Un amendement à cette disposition propose de donner le choix au donneur quant à la divulgation de son identité. En revanche, l’accès aux données non identifiantes serait, lui, accepté de manière irrévocable préalablement au don et ouvert à la demande des personnes nées de ces dons, à leur majorité.

"Ce mécanisme préserve de manière plus équilibrée les intérêts de la personne née d’un don de gamètes (accès aux origines), ceux du donneur (droit à sa vie privée et celle de ses proches), et l’intérêt général (ne pas décourager les donneurs de gamètes)", défend l’amendement adopté.

Les intérêts de la personne née d’un don seront également assurés par la possibilité, défendue par les sénateurs, de demander un accès à l’identité a posteriori. Le Conseil national d’accès aux origines personnelles (Cnaop) pourrait ainsi prendre contact avec un donneur afin de lui demander son accord pour la communication de son identité.

"Bébé-médicament" réintégré, diagnostic préimplantatoire élargi

Il s’agit désormais de l’un des principaux points de friction : celui du bébé-médicament. Alors que l’Assemblée nationale avait voté, en octobre dernier, pour en finir avec cette technique, la commission spéciale bioéthique du Sénat a proposé de la réintroduire. Également baptisée technique du "bébé double espoir", celle-ci a été autorisée à titre expérimental par la loi bioéthique du 6 août 2004 et permet la conception d’un enfant indemne de la maladie génétique dont souffre son frère ou sa sœur, à l’aide d’une sélection d’embryon. Immuno-compatible avec lui ou elle, ce "bébé-médicament" pourra alors permettre sa guérison grâce à un prélèvement de sang de cordon.
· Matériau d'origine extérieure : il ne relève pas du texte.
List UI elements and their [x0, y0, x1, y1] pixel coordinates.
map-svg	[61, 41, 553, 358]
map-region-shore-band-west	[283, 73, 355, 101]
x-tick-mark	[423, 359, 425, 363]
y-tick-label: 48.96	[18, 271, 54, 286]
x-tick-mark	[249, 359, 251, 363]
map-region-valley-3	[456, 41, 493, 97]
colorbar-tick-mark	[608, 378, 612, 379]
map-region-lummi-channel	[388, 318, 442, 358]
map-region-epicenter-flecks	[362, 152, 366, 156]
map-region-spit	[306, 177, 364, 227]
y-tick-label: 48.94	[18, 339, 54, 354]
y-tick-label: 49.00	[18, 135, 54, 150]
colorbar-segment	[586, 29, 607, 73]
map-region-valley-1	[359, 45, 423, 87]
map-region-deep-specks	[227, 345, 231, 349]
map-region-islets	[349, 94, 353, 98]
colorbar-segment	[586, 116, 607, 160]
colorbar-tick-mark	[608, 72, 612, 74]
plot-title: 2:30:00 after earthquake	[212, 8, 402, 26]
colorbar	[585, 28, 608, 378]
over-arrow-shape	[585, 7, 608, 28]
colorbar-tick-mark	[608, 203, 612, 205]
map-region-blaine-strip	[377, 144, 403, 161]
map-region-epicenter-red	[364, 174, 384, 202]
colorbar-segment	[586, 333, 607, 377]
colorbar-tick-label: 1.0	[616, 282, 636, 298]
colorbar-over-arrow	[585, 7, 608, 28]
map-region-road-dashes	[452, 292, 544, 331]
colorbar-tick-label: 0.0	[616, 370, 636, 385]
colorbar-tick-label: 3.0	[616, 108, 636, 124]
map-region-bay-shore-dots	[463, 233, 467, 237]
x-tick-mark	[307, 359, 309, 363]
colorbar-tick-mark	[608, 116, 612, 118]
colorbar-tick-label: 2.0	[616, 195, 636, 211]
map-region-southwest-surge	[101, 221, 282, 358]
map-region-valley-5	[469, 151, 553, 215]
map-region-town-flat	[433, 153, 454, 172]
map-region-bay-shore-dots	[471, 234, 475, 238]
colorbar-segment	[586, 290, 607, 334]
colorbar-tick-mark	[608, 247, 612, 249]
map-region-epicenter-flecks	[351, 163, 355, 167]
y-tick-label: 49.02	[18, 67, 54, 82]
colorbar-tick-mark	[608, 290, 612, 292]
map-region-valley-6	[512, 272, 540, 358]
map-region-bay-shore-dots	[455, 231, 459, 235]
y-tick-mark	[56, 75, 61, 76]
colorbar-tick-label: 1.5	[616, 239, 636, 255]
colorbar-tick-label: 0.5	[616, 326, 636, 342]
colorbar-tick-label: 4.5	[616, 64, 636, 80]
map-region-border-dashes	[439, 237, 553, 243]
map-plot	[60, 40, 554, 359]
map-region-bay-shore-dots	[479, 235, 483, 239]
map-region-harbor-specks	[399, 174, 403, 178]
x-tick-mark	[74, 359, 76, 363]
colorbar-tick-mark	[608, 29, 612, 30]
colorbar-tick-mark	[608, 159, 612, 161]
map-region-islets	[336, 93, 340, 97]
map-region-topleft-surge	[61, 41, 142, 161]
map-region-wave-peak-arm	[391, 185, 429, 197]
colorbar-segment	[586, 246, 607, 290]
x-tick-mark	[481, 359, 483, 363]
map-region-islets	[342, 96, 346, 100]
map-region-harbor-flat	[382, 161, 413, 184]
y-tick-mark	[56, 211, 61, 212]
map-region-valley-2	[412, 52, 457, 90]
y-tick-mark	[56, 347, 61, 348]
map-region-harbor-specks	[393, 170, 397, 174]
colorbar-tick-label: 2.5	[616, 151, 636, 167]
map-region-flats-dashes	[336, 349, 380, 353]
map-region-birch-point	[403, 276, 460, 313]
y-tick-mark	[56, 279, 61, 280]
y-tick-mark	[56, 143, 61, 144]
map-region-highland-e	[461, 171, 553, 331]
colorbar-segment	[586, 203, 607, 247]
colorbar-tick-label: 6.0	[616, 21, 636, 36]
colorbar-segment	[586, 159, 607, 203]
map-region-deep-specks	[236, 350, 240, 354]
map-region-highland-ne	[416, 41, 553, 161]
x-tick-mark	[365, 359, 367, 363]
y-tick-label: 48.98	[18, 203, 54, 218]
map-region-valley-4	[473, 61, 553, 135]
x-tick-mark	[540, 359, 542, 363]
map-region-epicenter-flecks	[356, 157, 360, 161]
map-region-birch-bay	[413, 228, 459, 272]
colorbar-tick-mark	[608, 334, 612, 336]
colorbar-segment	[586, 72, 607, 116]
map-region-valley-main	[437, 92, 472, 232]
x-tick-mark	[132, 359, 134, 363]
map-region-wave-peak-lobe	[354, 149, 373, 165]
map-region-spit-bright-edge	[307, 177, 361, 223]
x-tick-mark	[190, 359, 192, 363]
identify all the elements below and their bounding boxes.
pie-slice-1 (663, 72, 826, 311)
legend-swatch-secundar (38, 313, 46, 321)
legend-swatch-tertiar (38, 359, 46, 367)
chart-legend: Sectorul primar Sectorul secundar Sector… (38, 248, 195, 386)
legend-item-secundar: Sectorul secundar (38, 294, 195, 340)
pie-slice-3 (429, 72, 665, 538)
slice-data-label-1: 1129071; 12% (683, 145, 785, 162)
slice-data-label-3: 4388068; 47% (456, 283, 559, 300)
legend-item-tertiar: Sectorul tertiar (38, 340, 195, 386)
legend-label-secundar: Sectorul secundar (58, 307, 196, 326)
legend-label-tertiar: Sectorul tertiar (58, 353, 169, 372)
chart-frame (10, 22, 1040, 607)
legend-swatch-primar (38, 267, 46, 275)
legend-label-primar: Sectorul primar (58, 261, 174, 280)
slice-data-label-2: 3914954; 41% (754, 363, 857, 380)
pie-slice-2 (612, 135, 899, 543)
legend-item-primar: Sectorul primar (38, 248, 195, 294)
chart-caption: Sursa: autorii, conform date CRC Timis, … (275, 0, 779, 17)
Le diagnostic préimplantatoire (analyse in vitro des embryons avant implantation) effectué dans cette sélection d’embryons pourrait également être élargi et autorisé "pour la recherche d’anomalies chromosomiques non compatibles avec le développement embryonnaire".

Aujourd’hui, celui-ci est seulement autorisé quand l’un des deux parents, ou un ascendant immédiat, est porteur d’une maladie génétique "d’une particulière gravité reconnue comme incurable". Selon l’amendement proposé par la sénatrice (LR) Corinne Imbert, il pourrait désormais être possible de vérifier l'état des embryons avant de les transférer dans l'utérus de la mère, s'il y a déjà eu des échecs d'implantation à répétition ou fausses-couches à répétition, "afin d’éviter plusieurs échecs douloureux".

Cependant, le cadre juridique est maintenu, et la commission le rappelle : toute recherche sur un embryon doit faire l’objet d’une autorisation préalable de la part de l’Agence de la biomédecine.

Pas d'évolution en vue concernant la gestation pour autrui (GPA). L'opposition, majoritaire au Sénat, continue de contrer le mouvement. Chef de file du groupe LR, Bruno Retailleau a d'ailleurs fait voter, en commission, un amendement visant à "donner une portée pleine et entière à l'interdiction de la gestation pour autrui en France".